5. Colonialism and imperialism
Imperialism is a form of political domination of one state over another. Imperialism can take the form of colonialism, and all official empires were founded thanks to colonialist policies.
However, imperialism can exist without colonialism, that is, without the use of military force. This is due to the economic, cultural and / or political influence that a power can exert on countries that depend on them, usually for economic reasons.
This means that the main base of imperialism is the external debt, since the creditor countries can impose all kinds of conditions. Imperialism is also called neocolonialism.
6. British Empire
The territorial expansion of Great Britain begins in the seventeenth century when the Jamestown colony was established in American territory (1607). In addition to the thirteen colonies located where the United States is today, British colonies were established in the Caribbean, where labor was obtained through the enslavement of native populations.

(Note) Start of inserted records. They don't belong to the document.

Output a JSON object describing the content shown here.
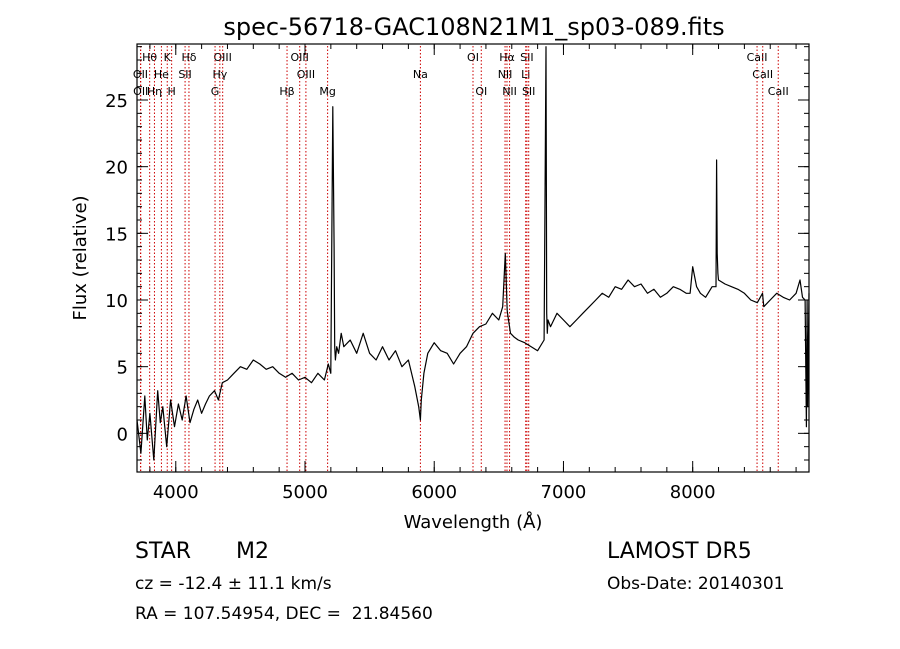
{
  "chart_data": {
    "type": "line",
    "title": "spec-56718-GAC108N21M1_sp03-089.fits",
    "xlabel": "Wavelength (Å)",
    "ylabel": "Flux (relative)",
    "xlim": [
      3700,
      8900
    ],
    "ylim": [
      -2.9,
      29.2
    ],
    "x_ticks": [
      4000,
      5000,
      6000,
      7000,
      8000
    ],
    "x_minor_step": 200,
    "y_ticks": [
      0,
      5,
      10,
      15,
      20,
      25
    ],
    "y_minor_step": 1,
    "grid": false,
    "series": [
      {
        "name": "",
        "color": "#000000",
        "x": [
          3700,
          3730,
          3760,
          3780,
          3800,
          3830,
          3860,
          3880,
          3900,
          3930,
          3960,
          3990,
          4020,
          4050,
          4080,
          4110,
          4140,
          4170,
          4200,
          4230,
          4260,
          4300,
          4330,
          4360,
          4400,
          4450,
          4500,
          4550,
          4600,
          4650,
          4700,
          4750,
          4800,
          4850,
          4900,
          4950,
          5000,
          5050,
          5100,
          5150,
          5180,
          5200,
          5215,
          5225,
          5230,
          5235,
          5245,
          5260,
          5280,
          5300,
          5350,
          5400,
          5450,
          5500,
          5550,
          5600,
          5650,
          5700,
          5750,
          5800,
          5850,
          5880,
          5893,
          5900,
          5920,
          5950,
          6000,
          6050,
          6100,
          6150,
          6200,
          6250,
          6300,
          6350,
          6400,
          6450,
          6500,
          6530,
          6550,
          6565,
          6575,
          6590,
          6620,
          6650,
          6700,
          6750,
          6800,
          6850,
          6865,
          6870,
          6875,
          6880,
          6900,
          6950,
          7000,
          7050,
          7100,
          7150,
          7200,
          7250,
          7300,
          7350,
          7400,
          7450,
          7500,
          7550,
          7600,
          7650,
          7700,
          7750,
          7800,
          7850,
          7900,
          7950,
          7980,
          8000,
          8030,
          8060,
          8100,
          8150,
          8180,
          8185,
          8190,
          8195,
          8200,
          8250,
          8300,
          8350,
          8400,
          8450,
          8500,
          8540,
          8550,
          8600,
          8650,
          8700,
          8750,
          8800,
          8830,
          8850,
          8870,
          8880,
          8885,
          8890,
          8900
        ],
        "y": [
          1.0,
          -1.5,
          2.8,
          -0.5,
          1.5,
          -2.0,
          3.2,
          0.8,
          2.0,
          -1.0,
          2.5,
          0.5,
          2.2,
          1.0,
          2.8,
          0.8,
          1.8,
          2.5,
          1.5,
          2.2,
          2.8,
          3.2,
          2.5,
          3.8,
          4.0,
          4.5,
          5.0,
          4.8,
          5.5,
          5.2,
          4.8,
          5.0,
          4.5,
          4.2,
          4.5,
          4.0,
          4.2,
          3.8,
          4.5,
          4.0,
          5.2,
          4.5,
          24.5,
          14.0,
          6.5,
          5.5,
          6.5,
          6.0,
          7.5,
          6.5,
          7.0,
          6.0,
          7.5,
          6.0,
          5.5,
          6.5,
          5.5,
          6.2,
          5.0,
          5.5,
          3.5,
          2.0,
          1.0,
          2.5,
          4.5,
          6.0,
          6.8,
          6.2,
          6.0,
          5.2,
          6.0,
          6.5,
          7.5,
          8.0,
          8.2,
          9.0,
          8.5,
          9.5,
          13.5,
          9.2,
          8.5,
          7.5,
          7.2,
          7.0,
          6.8,
          6.5,
          6.2,
          7.0,
          29.0,
          9.0,
          7.5,
          8.5,
          8.0,
          9.0,
          8.5,
          8.0,
          8.5,
          9.0,
          9.5,
          10.0,
          10.5,
          10.2,
          11.0,
          10.8,
          11.5,
          11.0,
          11.2,
          10.5,
          10.8,
          10.2,
          10.5,
          11.0,
          10.8,
          10.5,
          10.5,
          12.5,
          11.0,
          10.5,
          10.2,
          11.0,
          11.0,
          20.5,
          13.5,
          12.0,
          11.5,
          11.2,
          11.0,
          10.8,
          10.5,
          10.0,
          9.8,
          10.5,
          9.5,
          10.0,
          10.5,
          10.2,
          10.0,
          10.5,
          11.5,
          10.2,
          10.0,
          0.5,
          10.0,
          2.0,
          10.5
        ]
      }
    ],
    "lines": [
      {
        "label": "Hθ",
        "x": 3798,
        "row": 0,
        "color": "#cc0000"
      },
      {
        "label": "K",
        "x": 3934,
        "row": 0,
        "color": "#cc0000"
      },
      {
        "label": "Hδ",
        "x": 4102,
        "row": 0,
        "color": "#cc0000"
      },
      {
        "label": "OIII",
        "x": 4363,
        "row": 0,
        "color": "#cc0000"
      },
      {
        "label": "OIII",
        "x": 4959,
        "row": 0,
        "color": "#cc0000"
      },
      {
        "label": "OI",
        "x": 6300,
        "row": 0,
        "color": "#cc0000"
      },
      {
        "label": "Hα",
        "x": 6563,
        "row": 0,
        "color": "#cc0000"
      },
      {
        "label": "SII",
        "x": 6717,
        "row": 0,
        "color": "#cc0000"
      },
      {
        "label": "CaII",
        "x": 8498,
        "row": 0,
        "color": "#cc0000"
      },
      {
        "label": "OII",
        "x": 3727,
        "row": 1,
        "color": "#cc0000"
      },
      {
        "label": "He",
        "x": 3889,
        "row": 1,
        "color": "#cc0000"
      },
      {
        "label": "SII",
        "x": 4072,
        "row": 1,
        "color": "#cc0000"
      },
      {
        "label": "Hγ",
        "x": 4341,
        "row": 1,
        "color": "#cc0000"
      },
      {
        "label": "OIII",
        "x": 5007,
        "row": 1,
        "color": "#cc0000"
      },
      {
        "label": "Na",
        "x": 5893,
        "row": 1,
        "color": "#cc0000"
      },
      {
        "label": "NII",
        "x": 6548,
        "row": 1,
        "color": "#cc0000"
      },
      {
        "label": "Li",
        "x": 6708,
        "row": 1,
        "color": "#cc0000"
      },
      {
        "label": "CaII",
        "x": 8542,
        "row": 1,
        "color": "#cc0000"
      },
      {
        "label": "OII",
        "x": 3729,
        "row": 2,
        "color": "#cc0000"
      },
      {
        "label": "Hη",
        "x": 3835,
        "row": 2,
        "color": "#cc0000"
      },
      {
        "label": "H",
        "x": 3968,
        "row": 2,
        "color": "#cc0000"
      },
      {
        "label": "G",
        "x": 4304,
        "row": 2,
        "color": "#cc0000"
      },
      {
        "label": "Hβ",
        "x": 4861,
        "row": 2,
        "color": "#cc0000"
      },
      {
        "label": "Mg",
        "x": 5175,
        "row": 2,
        "color": "#cc0000"
      },
      {
        "label": "OI",
        "x": 6364,
        "row": 2,
        "color": "#cc0000"
      },
      {
        "label": "NII",
        "x": 6583,
        "row": 2,
        "color": "#cc0000"
      },
      {
        "label": "SII",
        "x": 6731,
        "row": 2,
        "color": "#cc0000"
      },
      {
        "label": "CaII",
        "x": 8662,
        "row": 2,
        "color": "#cc0000"
      }
    ]
  },
  "info": {
    "object_class": "STAR",
    "subclass": "M2",
    "survey": "LAMOST DR5",
    "cz": "cz = -12.4 ± 11.1 km/s",
    "obs_date": "Obs-Date: 20140301",
    "coords": "RA = 107.54954, DEC =  21.84560"
  }
}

In the eighteenth century, British colonization also spread eastward, dominating Australia and New Zealand
7. Spanish Empire
Being the discoverers of the continent, the Spaniards established the largest number of colonies in North, Central and South America. The colonized territories were divided into Viceroyalties, that is, they were administered by a Viceroy who ruled in the name of the Spanish king.
At the end of the 18th century, the Spanish Impero came to cover 20 million square kilometers.
8. French Colonial Empire
France disputed with the United Kingdom the territories of North America. In addition, it established colonies on the shores of the Indian Ocean and in the Caribbean. However, most of its colonial territory was in Africa. This empire was sustained even until World War II, when the decolonization processes began in Asia (beginning with Vietnam) and Africa (beginning with Cameroon).

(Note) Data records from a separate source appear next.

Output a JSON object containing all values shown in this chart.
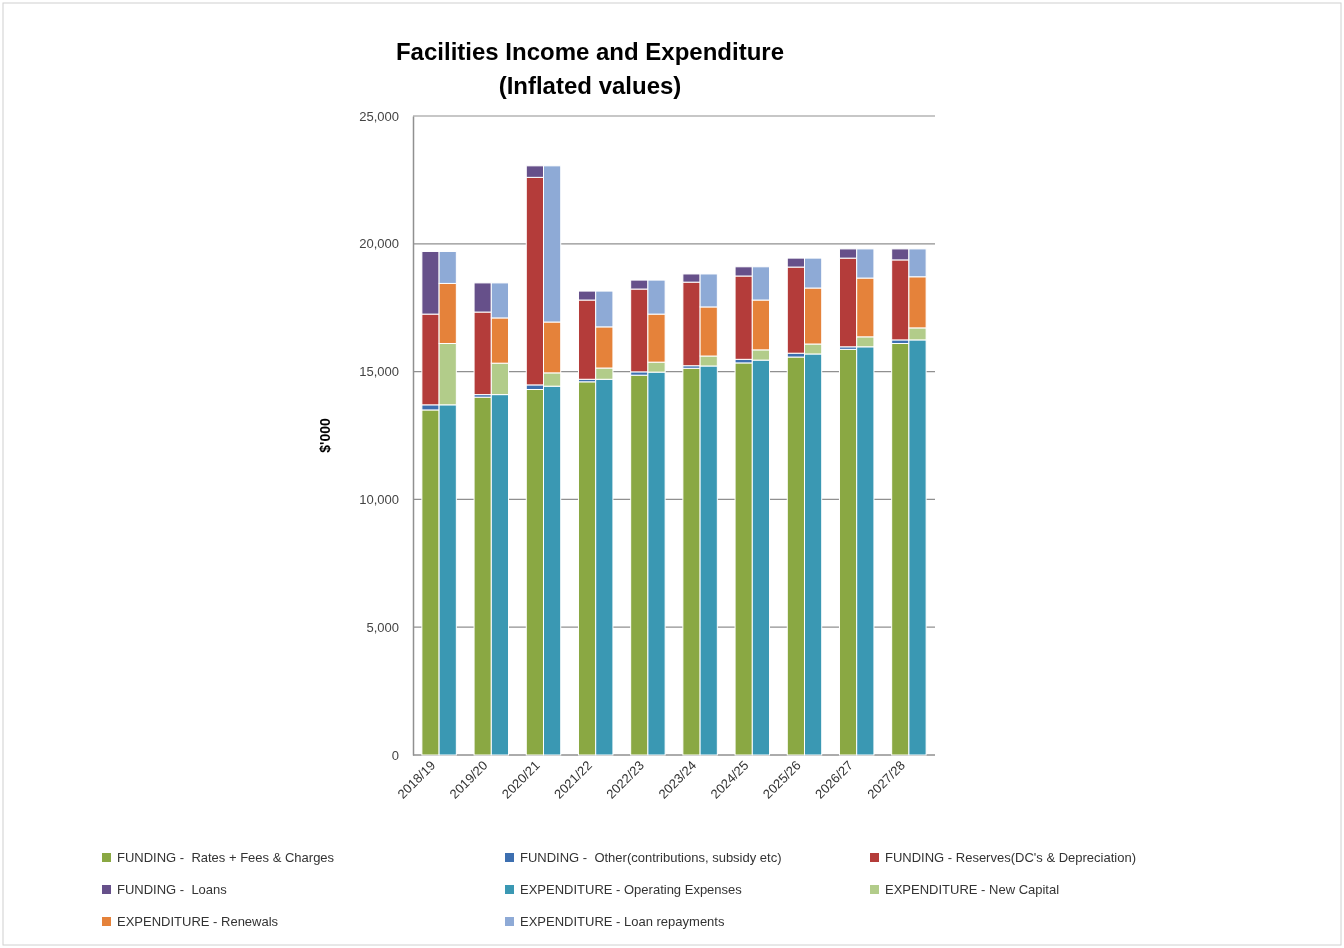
{
  "chart_data": {
    "type": "bar",
    "stacked": true,
    "title": "Facilities Income and Expenditure",
    "subtitle": "(Inflated values)",
    "ylabel": "$'000",
    "categories": [
      "2018/19",
      null,
      "2019/20",
      null,
      "2020/21",
      null,
      "2021/22",
      null,
      "2022/23",
      null,
      "2023/24",
      null,
      "2024/25",
      null,
      "2025/26",
      null,
      "2026/27",
      null,
      "2027/28",
      null
    ],
    "ylim": [
      0,
      25000
    ],
    "yticks": [
      {
        "value": 0,
        "label": "0"
      },
      {
        "value": 5000,
        "label": "5,000"
      },
      {
        "value": 10000,
        "label": "10,000"
      },
      {
        "value": 15000,
        "label": "15,000"
      },
      {
        "value": 20000,
        "label": "20,000"
      },
      {
        "value": 25000,
        "label": "25,000"
      }
    ],
    "grid": "y",
    "legend": "bottom",
    "series": [
      {
        "name": "FUNDING -  Rates + Fees & Charges",
        "color": "#8aa843",
        "values": [
          13500,
          null,
          14000,
          null,
          14300,
          null,
          14600,
          null,
          14860,
          null,
          15130,
          null,
          15340,
          null,
          15570,
          null,
          15870,
          null,
          16100,
          null
        ]
      },
      {
        "name": "FUNDING -  Other(contributions, subsidy etc)",
        "color": "#3d6fb0",
        "values": [
          200,
          null,
          100,
          null,
          180,
          null,
          100,
          null,
          130,
          null,
          100,
          null,
          140,
          null,
          150,
          null,
          100,
          null,
          140,
          null
        ]
      },
      {
        "name": "FUNDING - Reserves(DC's & Depreciation)",
        "color": "#b43c3a",
        "values": [
          3550,
          null,
          3230,
          null,
          8120,
          null,
          3100,
          null,
          3240,
          null,
          3270,
          null,
          3260,
          null,
          3370,
          null,
          3470,
          null,
          3130,
          null
        ]
      },
      {
        "name": "FUNDING -  Loans",
        "color": "#66508a",
        "values": [
          2450,
          null,
          1140,
          null,
          450,
          null,
          350,
          null,
          350,
          null,
          320,
          null,
          360,
          null,
          350,
          null,
          360,
          null,
          430,
          null
        ]
      },
      {
        "name": "EXPENDITURE - Operating Expenses",
        "color": "#3a98b3",
        "values": [
          null,
          13700,
          null,
          14100,
          null,
          14430,
          null,
          14700,
          null,
          14980,
          null,
          15220,
          null,
          15450,
          null,
          15690,
          null,
          15970,
          null,
          16240
        ]
      },
      {
        "name": "EXPENDITURE - New Capital",
        "color": "#b2cc8a",
        "values": [
          null,
          2400,
          null,
          1230,
          null,
          520,
          null,
          440,
          null,
          390,
          null,
          390,
          null,
          400,
          null,
          390,
          null,
          390,
          null,
          470
        ]
      },
      {
        "name": "EXPENDITURE - Renewals",
        "color": "#e5823a",
        "values": [
          null,
          2350,
          null,
          1770,
          null,
          1990,
          null,
          1610,
          null,
          1880,
          null,
          1920,
          null,
          1950,
          null,
          2190,
          null,
          2300,
          null,
          2000
        ]
      },
      {
        "name": "EXPENDITURE - Loan repayments",
        "color": "#8eaad6",
        "values": [
          null,
          1250,
          null,
          1370,
          null,
          6110,
          null,
          1400,
          null,
          1330,
          null,
          1290,
          null,
          1300,
          null,
          1170,
          null,
          1140,
          null,
          1090
        ]
      }
    ]
  }
}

9. Consequences for the metropolis
In the powers that initiated the colonizations, the consequences were different in each case. In all cases, the colonies gave them economic growth, but it was taken advantage of in different ways.
In the United Kingdom, for example, raw materials obtained through colonization allowed sustaining the development of growing industrialism. However, in Spain, it only delayed the growing indebtedness of the court.
10.Consequences for colonized territories
The colonized territories were drastically modified, since for the most part the local cultures were completely eliminated or in the best cases native elements were combined with elements of the colonizing cultures.
Along with the language, the colonies received the ideology, scientific knowledge and religious beliefs of the metropolis, although in each territory the impact of the same was different.
For example, in many regions of the Americas there are almost no speakers of native languages, while in Africa an important part of the population is bilingual. However, in Asia and Africa the demographic impacts (changes in population) were lower.